Thanks for the smarts though, I appreciate your being kind enough to share 'em
I'll be on it this weekend - outside - at 25deg grrrrr


----------



## Tall Dog (Jan 18, 2012)

HCBPH said:


> Welcome.
> 
> Being you bought that machine not that long ago, is that covered by a warranty? Crappy when things go bad that way but good that you found it now rather than later.


Wish it was still under warranty, but I bought it in 2007.


----------



## Tall Dog (Jan 18, 2012)

Marcintosh said:


> I'd the same thing happen on nearly the same model machine (mines a bit older). I've been so busy trying to find a cab and make the "Universal" one work I haven't even started diddling with the light.
> A dead light was the least of my issues with this machine.
> 
> Thanks for the smarts though, I appreciate your being kind enough to share 'em
> I'll be on it this weekend - outside - at 25deg grrrrr


Wonder if this was an issue with this machine?

I like it, and it's nice having all the electrical doo dads, but there are more things to go wrong. Guess we just have to take the good with the bad.
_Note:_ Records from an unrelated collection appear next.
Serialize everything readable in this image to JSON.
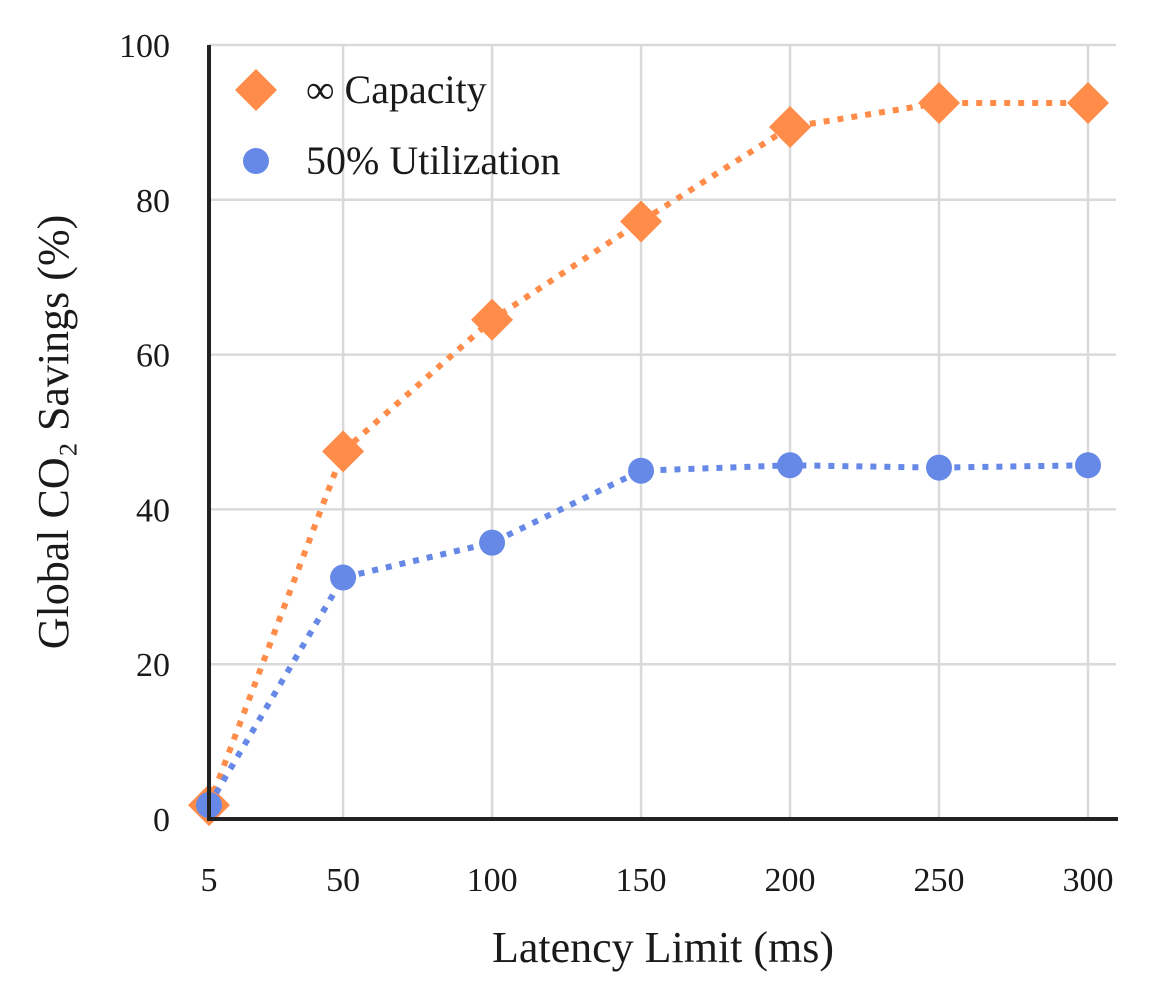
{
  "chart_data": {
    "type": "line",
    "xlabel": "Latency Limit (ms)",
    "ylabel": "Global CO₂ Savings (%)",
    "x": [
      5,
      50,
      100,
      150,
      200,
      250,
      300
    ],
    "xticks": [
      "5",
      "50",
      "100",
      "150",
      "200",
      "250",
      "300"
    ],
    "yticks": [
      "0",
      "20",
      "40",
      "60",
      "80",
      "100"
    ],
    "xlim": [
      5,
      310
    ],
    "ylim": [
      0,
      100
    ],
    "grid": true,
    "legend_position": "top-left",
    "series": [
      {
        "name": "∞ Capacity",
        "marker": "diamond",
        "line_style": "dotted",
        "color": "#ff8c48",
        "values": [
          1.8,
          47.5,
          64.5,
          77.2,
          89.4,
          92.5,
          92.5
        ]
      },
      {
        "name": "50% Utilization",
        "marker": "circle",
        "line_style": "dotted",
        "color": "#6688e6",
        "values": [
          1.8,
          31.2,
          35.7,
          45.0,
          45.7,
          45.4,
          45.7
        ]
      }
    ]
  }
}
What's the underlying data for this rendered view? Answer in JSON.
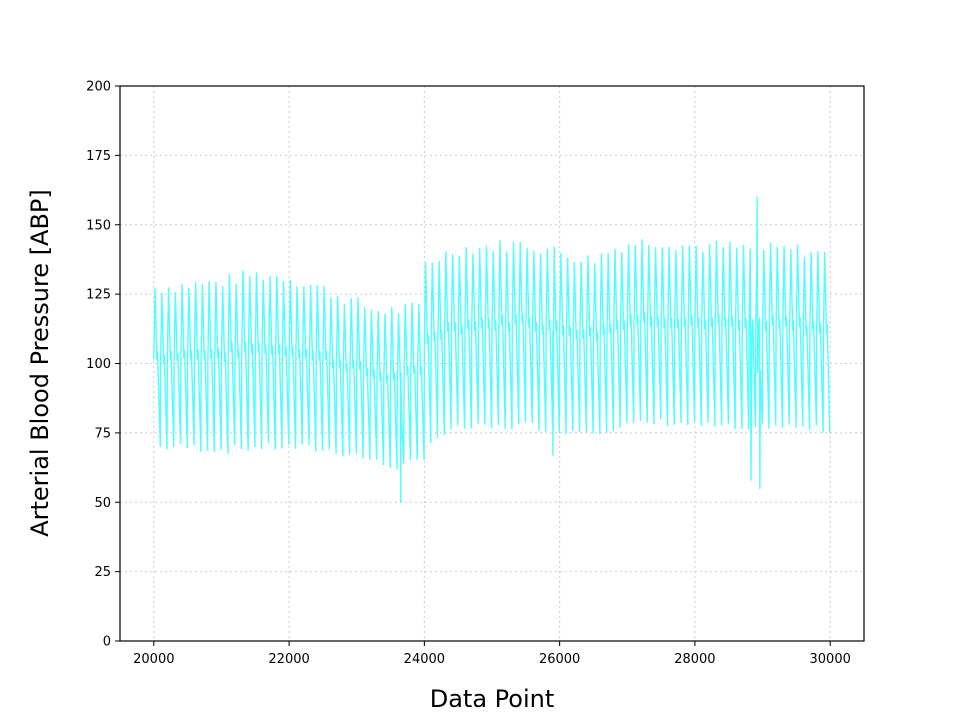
{
  "chart_data": {
    "type": "line",
    "title": "",
    "xlabel": "Data Point",
    "ylabel": "Arterial Blood Pressure [ABP]",
    "xlim": [
      19500,
      30500
    ],
    "ylim": [
      0,
      200
    ],
    "xticks": [
      20000,
      22000,
      24000,
      26000,
      28000,
      30000
    ],
    "yticks": [
      0,
      25,
      50,
      75,
      100,
      125,
      150,
      175,
      200
    ],
    "grid": true,
    "legend": "none",
    "series_color": "#4dffff",
    "series": [
      {
        "beat_period": 100,
        "x_range": [
          20000,
          30000
        ],
        "envelope_x": [
          20000,
          20500,
          21000,
          21500,
          22000,
          22500,
          23000,
          23300,
          23600,
          23950,
          24050,
          24500,
          25000,
          25500,
          26000,
          26500,
          27000,
          27500,
          28000,
          28500,
          28800,
          29000,
          29500,
          30000
        ],
        "systolic": [
          127,
          128,
          129,
          132,
          131,
          127,
          122,
          119,
          119,
          120,
          136,
          141,
          142,
          143,
          140,
          137,
          143,
          144,
          142,
          142,
          141,
          141,
          141,
          139
        ],
        "diastolic": [
          70,
          70,
          69,
          70,
          70,
          69,
          67,
          64,
          63,
          65,
          73,
          77,
          77,
          78,
          76,
          76,
          78,
          79,
          78,
          77,
          75,
          78,
          77,
          76
        ],
        "spikes": [
          {
            "x": 23650,
            "y": 50
          },
          {
            "x": 25900,
            "y": 67
          },
          {
            "x": 28830,
            "y": 58
          },
          {
            "x": 28920,
            "y": 160
          },
          {
            "x": 28960,
            "y": 55
          }
        ]
      }
    ]
  }
}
I wasn't so concerened with the light, but I was worried that all that extra voltage that the Regulator is kicking out would eventually fry the Heated Grips and the motor for the Chute rotation. And those would not be cheap repairs.


----------



## HCBPH (Mar 8, 2011)

*Temp*



Marcintosh said:


> I'll be on it this weekend - outside - at 25deg grrrrr


Could be worse, it was -14 here this morning and no snow to speak of. Can you say "frozen pipes"? I'm starting to see ads on the TV for companies that will come out and thaw out pipes for the first time.


----------



## Tall Dog (Jan 18, 2012)

Just wanted to let everyone know that the new Voltage Regulator fixed the problem.
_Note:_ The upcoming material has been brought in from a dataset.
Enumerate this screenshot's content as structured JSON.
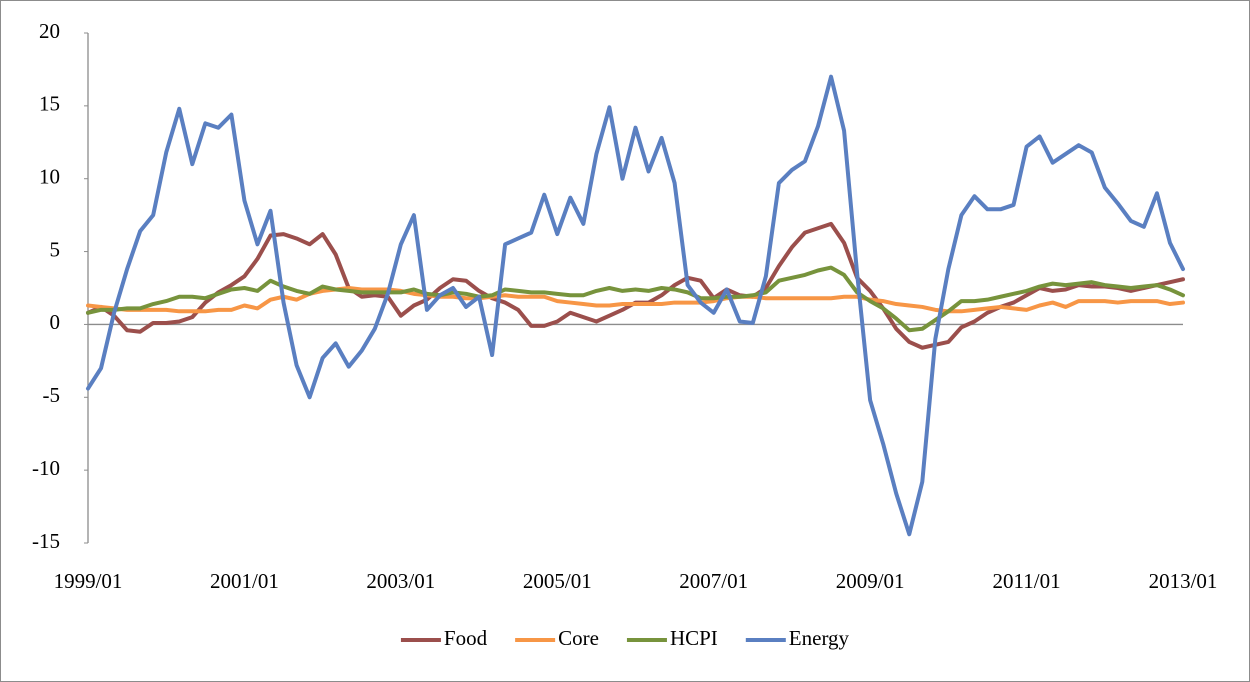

Just wish I would have figured it out before spending about $30.00 replacing bulbs


----------



## kb0nly (Sep 22, 2011)

That sucks but glad to hear you got it fixed!


----------



## Marcintosh (Dec 21, 2011)

*So Just How Important is that V/R?*



Tall Dog said:


> Just wanted to let everyone know that the new Voltage Regulator fixed the problem.
> 
> Just wish I would have figured it out before spending about $30.00 replacing bulbs


I'm not really a electrical guy but I've been wondering, since I have *no* other electrical accessories (starter's 120v so no battery) on my SimpleCity blower and it's already blown the light bulb, how critical is it that I replace the voltage regulator? 
Assuming it's the V/R of course.
I don't run it much and since the light went I've been avoiding running it at all which will kill it quicker than anything.


----------



## Tall Dog (Jan 18, 2012)

Marcintosh said:


> I'm not really a electrical guy but I've been wondering, since I have *no* other electrical accessories (starter's 120v so no battery) on my SimpleCity blower and it's already blown the light bulb, how critical is it that I replace the voltage regulator?
> Assuming it's the V/R of course.
> I don't run it much and since the light went I've been avoiding running it at all which will kill it quicker than anything.
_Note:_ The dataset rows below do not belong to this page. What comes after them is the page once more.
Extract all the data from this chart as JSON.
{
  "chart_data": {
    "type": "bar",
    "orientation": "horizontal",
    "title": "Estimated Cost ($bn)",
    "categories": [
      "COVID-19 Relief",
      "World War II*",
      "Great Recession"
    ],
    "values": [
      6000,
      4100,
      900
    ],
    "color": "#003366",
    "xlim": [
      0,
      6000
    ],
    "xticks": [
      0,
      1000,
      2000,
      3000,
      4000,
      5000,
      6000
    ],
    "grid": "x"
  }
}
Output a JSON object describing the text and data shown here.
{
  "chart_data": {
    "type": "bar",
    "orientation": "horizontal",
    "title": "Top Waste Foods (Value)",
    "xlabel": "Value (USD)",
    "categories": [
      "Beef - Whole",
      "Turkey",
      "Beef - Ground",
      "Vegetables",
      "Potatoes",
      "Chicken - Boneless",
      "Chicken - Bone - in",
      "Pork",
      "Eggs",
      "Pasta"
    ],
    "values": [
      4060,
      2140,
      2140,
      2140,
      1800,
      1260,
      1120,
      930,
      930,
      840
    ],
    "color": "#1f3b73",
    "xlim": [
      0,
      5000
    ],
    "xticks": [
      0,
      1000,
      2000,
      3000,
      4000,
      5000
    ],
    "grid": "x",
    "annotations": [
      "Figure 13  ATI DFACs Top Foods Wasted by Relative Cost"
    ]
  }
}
My guess is, that in your case, the bulb just burned out. Probably just pop a new bulb in and you'll be fine. To be sure, if you can get hold of a DC voltage tester, start the blower and test the voltage at the Bulb contacts. Should be somewhere in the range of 12-14 volts.

I was concerned about the extra voltage frying the Heated Grips and the Chute Rotator Motor. I could also smell a faint burning smell, but I'm not really sure where it was coming from.

If the Voltage Regulator is bad, I would replace it, all that extra voltage can't be good for the wires.


----------



## Nat28 (Sep 15, 2014)

Tall Dog said:


> Got a 24" Simplicity Signature Pro Snowblower with the Heated Grips, Electric Chute Rotation, and Headlight.
> 
> Last year, towards the end of the season, the Headlight Bulb burned out. Replaced it with another bulb, but the first time I went to use the Snowblower, the bulb popped again.
> 
> ...


Tall Dog, I have the same problem with a Simplicity P2132. The bulb burns out and the heated grips can become almost too hot to touch. Warranty aside, did you contact Simplicity about this issue? It seems it's almost a safety issue.

Would you mind explaining where you placed your voltage regulator? Which regulator did you get? Pictures would be great too.

Thanks.


----------



## Bfez (Feb 2, 2015)

Forums are so nice to have. Got a problem...search the forums. My blower was popping headlight bulbs too and noticed the grips get really hot now. Sounds like all I need is a voltage regulator.


----------